Courtoisie, galanterie et liberté pour l’humanité

Mes amies du genre « Homme » ne nous défendons pas de nous parler dans la meilleure des courtoisies.
Importuner dans l’agressivité peut représenter, en tant que genre féminin, une lourdeur pesante qui peut représenter une faute grave à nos yeux de femme ancrés dans le XXIème siècle.
Le titre de la tribune du Monde où Catherine Deneuve a signé choque «  Nous défendons une liberté d’importuner, indispensable à la liberté sexuelle » déjà il y un a un anachronisme du temps.
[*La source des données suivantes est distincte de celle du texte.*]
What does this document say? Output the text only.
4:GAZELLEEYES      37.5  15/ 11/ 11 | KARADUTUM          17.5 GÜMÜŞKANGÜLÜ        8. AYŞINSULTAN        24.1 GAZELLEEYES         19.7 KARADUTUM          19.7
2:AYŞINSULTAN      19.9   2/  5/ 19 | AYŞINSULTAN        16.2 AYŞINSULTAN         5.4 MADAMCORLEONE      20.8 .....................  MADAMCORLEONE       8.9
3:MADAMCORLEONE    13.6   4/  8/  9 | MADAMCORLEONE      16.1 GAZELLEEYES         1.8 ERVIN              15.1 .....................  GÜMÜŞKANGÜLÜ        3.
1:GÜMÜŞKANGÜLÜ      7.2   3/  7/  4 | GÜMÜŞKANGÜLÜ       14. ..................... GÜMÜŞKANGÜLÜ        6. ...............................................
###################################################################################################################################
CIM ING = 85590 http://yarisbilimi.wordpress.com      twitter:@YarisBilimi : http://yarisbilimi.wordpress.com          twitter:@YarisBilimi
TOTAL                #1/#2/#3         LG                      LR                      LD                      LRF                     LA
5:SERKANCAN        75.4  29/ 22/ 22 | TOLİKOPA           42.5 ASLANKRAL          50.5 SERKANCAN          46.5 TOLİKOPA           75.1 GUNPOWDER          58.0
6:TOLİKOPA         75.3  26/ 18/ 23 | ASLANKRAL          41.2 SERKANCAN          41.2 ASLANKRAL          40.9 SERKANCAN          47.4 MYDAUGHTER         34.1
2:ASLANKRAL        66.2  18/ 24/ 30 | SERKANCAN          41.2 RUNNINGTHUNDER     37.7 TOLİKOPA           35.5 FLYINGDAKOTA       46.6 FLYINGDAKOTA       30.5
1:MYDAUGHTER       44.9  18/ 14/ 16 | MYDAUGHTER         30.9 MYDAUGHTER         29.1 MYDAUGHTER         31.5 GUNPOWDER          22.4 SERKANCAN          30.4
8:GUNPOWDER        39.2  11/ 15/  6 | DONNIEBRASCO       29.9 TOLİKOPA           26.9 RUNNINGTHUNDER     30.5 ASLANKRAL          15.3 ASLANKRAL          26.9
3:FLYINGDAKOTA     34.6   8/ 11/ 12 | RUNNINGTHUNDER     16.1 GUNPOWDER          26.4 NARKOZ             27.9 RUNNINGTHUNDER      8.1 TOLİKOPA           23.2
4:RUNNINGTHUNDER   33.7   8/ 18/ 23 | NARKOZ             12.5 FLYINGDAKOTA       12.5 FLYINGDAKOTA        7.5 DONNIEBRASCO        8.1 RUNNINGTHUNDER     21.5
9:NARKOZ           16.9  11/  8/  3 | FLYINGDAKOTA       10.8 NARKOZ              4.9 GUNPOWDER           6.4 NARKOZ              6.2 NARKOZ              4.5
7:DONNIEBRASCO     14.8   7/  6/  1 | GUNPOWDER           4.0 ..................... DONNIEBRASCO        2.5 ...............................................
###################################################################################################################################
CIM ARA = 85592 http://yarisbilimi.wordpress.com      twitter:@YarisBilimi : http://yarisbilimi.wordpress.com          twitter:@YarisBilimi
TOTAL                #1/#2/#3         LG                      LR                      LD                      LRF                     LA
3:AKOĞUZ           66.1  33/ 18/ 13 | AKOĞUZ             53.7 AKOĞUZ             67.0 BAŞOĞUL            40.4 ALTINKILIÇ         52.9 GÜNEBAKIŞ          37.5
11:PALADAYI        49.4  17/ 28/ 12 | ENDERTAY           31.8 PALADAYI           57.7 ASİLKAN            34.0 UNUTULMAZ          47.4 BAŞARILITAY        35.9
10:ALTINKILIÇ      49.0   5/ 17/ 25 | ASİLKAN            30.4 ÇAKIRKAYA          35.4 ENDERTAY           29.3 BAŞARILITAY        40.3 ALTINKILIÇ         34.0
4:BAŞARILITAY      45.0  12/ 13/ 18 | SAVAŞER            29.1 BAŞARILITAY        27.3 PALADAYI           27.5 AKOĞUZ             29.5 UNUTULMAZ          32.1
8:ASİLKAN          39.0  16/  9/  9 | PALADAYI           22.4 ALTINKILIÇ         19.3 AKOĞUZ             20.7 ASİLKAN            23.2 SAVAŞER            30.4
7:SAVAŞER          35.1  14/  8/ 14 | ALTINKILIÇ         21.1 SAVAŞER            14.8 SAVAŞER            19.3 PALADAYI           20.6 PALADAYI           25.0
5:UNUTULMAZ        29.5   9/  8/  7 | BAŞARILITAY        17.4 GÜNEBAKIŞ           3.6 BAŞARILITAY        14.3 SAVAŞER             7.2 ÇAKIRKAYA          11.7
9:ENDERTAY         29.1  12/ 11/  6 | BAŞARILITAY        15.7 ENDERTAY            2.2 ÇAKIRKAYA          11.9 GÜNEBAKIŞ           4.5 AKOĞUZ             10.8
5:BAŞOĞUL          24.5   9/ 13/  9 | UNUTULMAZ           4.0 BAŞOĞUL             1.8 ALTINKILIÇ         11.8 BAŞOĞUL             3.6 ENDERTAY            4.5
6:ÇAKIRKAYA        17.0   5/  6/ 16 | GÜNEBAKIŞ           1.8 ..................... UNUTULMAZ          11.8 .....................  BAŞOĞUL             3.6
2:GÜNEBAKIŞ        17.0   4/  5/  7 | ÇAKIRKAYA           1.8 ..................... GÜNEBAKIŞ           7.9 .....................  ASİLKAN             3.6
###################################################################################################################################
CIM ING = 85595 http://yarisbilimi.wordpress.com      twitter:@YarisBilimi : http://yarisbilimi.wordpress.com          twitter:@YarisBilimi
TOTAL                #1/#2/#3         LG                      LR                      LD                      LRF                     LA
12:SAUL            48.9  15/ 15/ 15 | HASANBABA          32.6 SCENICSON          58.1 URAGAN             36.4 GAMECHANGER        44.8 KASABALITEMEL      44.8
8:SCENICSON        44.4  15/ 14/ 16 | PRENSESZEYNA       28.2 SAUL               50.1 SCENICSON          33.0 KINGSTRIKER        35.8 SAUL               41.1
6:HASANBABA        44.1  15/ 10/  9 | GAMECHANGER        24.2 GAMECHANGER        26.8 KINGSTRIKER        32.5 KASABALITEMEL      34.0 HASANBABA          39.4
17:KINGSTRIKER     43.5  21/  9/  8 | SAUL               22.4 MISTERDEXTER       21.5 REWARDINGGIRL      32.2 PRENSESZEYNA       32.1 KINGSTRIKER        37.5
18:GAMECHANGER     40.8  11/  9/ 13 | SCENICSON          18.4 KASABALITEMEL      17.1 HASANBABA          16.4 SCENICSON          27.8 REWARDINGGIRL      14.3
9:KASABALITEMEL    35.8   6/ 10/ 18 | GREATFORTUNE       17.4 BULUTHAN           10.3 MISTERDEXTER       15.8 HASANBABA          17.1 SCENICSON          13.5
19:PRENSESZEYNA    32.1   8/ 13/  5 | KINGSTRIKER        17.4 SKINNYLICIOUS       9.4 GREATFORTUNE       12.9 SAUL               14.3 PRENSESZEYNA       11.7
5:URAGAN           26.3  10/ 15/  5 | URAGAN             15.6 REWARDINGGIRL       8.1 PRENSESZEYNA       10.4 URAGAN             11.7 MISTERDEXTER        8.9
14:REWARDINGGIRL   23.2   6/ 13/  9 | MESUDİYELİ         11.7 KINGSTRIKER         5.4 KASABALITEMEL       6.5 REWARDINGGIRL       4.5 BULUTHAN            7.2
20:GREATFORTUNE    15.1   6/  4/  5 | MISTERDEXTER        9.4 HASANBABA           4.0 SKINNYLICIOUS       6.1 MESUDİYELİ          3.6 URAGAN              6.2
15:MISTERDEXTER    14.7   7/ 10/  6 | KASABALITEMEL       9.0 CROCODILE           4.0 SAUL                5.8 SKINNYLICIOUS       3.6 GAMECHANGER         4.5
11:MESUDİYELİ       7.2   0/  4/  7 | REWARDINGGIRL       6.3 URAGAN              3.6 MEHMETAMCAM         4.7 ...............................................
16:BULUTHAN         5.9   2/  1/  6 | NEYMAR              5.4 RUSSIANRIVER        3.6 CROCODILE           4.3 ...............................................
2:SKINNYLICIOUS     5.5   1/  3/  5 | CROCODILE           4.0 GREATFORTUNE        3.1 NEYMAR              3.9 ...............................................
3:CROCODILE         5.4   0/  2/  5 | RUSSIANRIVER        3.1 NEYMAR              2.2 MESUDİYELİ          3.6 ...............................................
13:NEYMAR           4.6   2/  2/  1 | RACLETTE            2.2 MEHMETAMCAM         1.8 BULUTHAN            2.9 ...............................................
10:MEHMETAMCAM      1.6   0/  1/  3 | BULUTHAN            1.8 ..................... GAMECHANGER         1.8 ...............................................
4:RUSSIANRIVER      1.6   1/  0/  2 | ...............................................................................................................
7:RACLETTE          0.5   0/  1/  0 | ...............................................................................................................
Dans les années 60, les hommes étaient peut-être moins agressifs envers les femmes quoique l’expression « droit de cuissage » était un mot à la mode à l’époque où nos mères avaient 30 ans.
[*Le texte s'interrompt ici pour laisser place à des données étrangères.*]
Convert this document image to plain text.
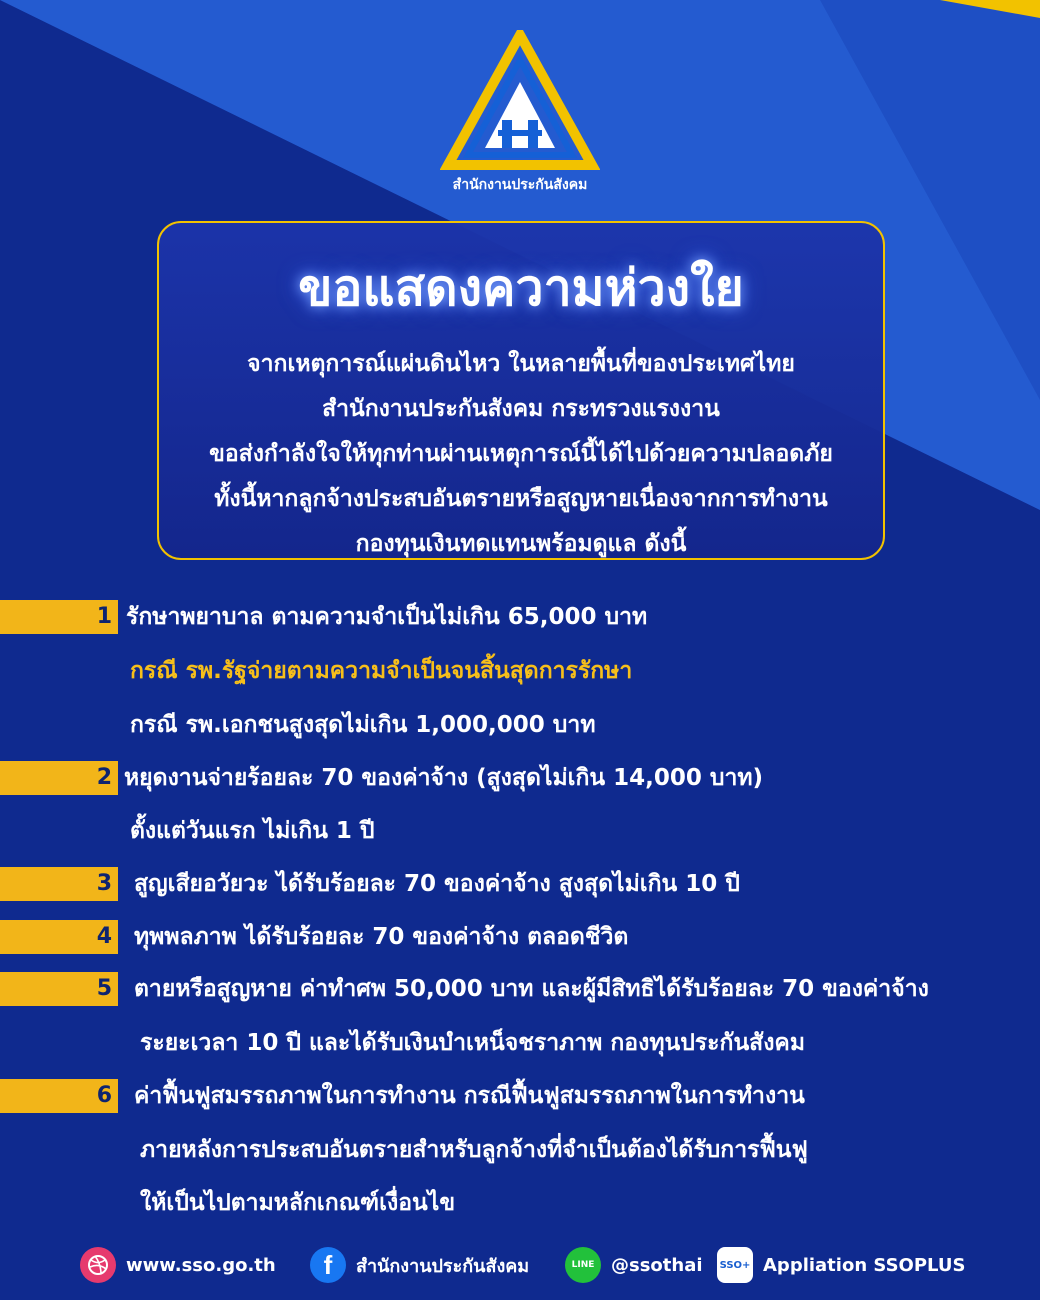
สำนักงานประกันสังคม
ขอแสดงความห่วงใย
จากเหตุการณ์แผ่นดินไหว ในหลายพื้นที่ของประเทศไทย
สำนักงานประกันสังคม กระทรวงแรงงาน
ขอส่งกำลังใจให้ทุกท่านผ่านเหตุการณ์นี้ได้ไปด้วยความปลอดภัย
ทั้งนี้หากลูกจ้างประสบอันตรายหรือสูญหายเนื่องจากการทำงาน
กองทุนเงินทดแทนพร้อมดูแล ดังนี้
1 รักษาพยาบาล ตามความจำเป็นไม่เกิน 65,000 บาท
กรณี รพ.รัฐจ่ายตามความจำเป็นจนสิ้นสุดการรักษา
กรณี รพ.เอกชนสูงสุดไม่เกิน 1,000,000 บาท
2 หยุดงานจ่ายร้อยละ 70 ของค่าจ้าง (สูงสุดไม่เกิน 14,000 บาท)
ตั้งแต่วันแรก ไม่เกิน 1 ปี
3 สูญเสียอวัยวะ ได้รับร้อยละ 70 ของค่าจ้าง สูงสุดไม่เกิน 10 ปี
4 ทุพพลภาพ ได้รับร้อยละ 70 ของค่าจ้าง ตลอดชีวิต
5 ตายหรือสูญหาย ค่าทำศพ 50,000 บาท และผู้มีสิทธิได้รับร้อยละ 70 ของค่าจ้าง
ระยะเวลา 10 ปี และได้รับเงินบำเหน็จชราภาพ กองทุนประกันสังคม
6 ค่าฟื้นฟูสมรรถภาพในการทำงาน กรณีฟื้นฟูสมรรถภาพในการทำงาน
ภายหลังการประสบอันตรายสำหรับลูกจ้างที่จำเป็นต้องได้รับการฟื้นฟู
ให้เป็นไปตามหลักเกณฑ์เงื่อนไข
www.sso.go.th f สำนักงานประกันสังคม	LINE @ssothai SSO+ Appliation SSOPLUS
Aujourd’hui, on nous demande nos « 06 » sans ménagement ou « t’es bonne » sans oublier des vulgarités ou autres styles réjouissants quand « Madame promène son… » comme le chante des artistes rappeurs qui s’inspirent de Brel. Dans le cadre du travail, cela peut aussi emmener à une confusion des genres car parfois le genre humain est un peu « crocs-magnon » avec la gente féminine qui lui tient tête. Entre l’étymologie « liberté » qui signifie « condition de l’homme qui n’appartient à aucun maître » et celle du verbe « importuner » veut dire : « fatiguer quelqu’un d’une manière continue, par une action intempestive » cette tribune écrite par des femmes qui ont vécu ne tient pas la route. A en croire le psychiatre et thérapeute de couples Philippe Brenot, auteur, entre autres, de Violences ordinaires des hommes envers les femmes (Odile Jacob), il y a encore un «amalgame» entre ce qui est acceptable et ce qui tient de l’intrusion. Entre faire la cour, insister, voire harceler. «Dans mon cabinet, j’entends souvent des femmes dire : « Il fait pression. » Jamais les hommes. Je pense d’ailleurs que les hommes ont peu ou pas conscience de leurs intrusions dans la vie intime des femmes. Je crois que plutôt que de parler de liberté d’importuner, il faudrait avant tout les éduquer à mieux percevoir « les signaux de réceptivité » comme nous disons dans notre jargon, à éviter les violences ordinaires (tout ce qui est en dessous des coups), et en finir résolument avec l’idée que si une fille dit non, c’est qu’elle veut.»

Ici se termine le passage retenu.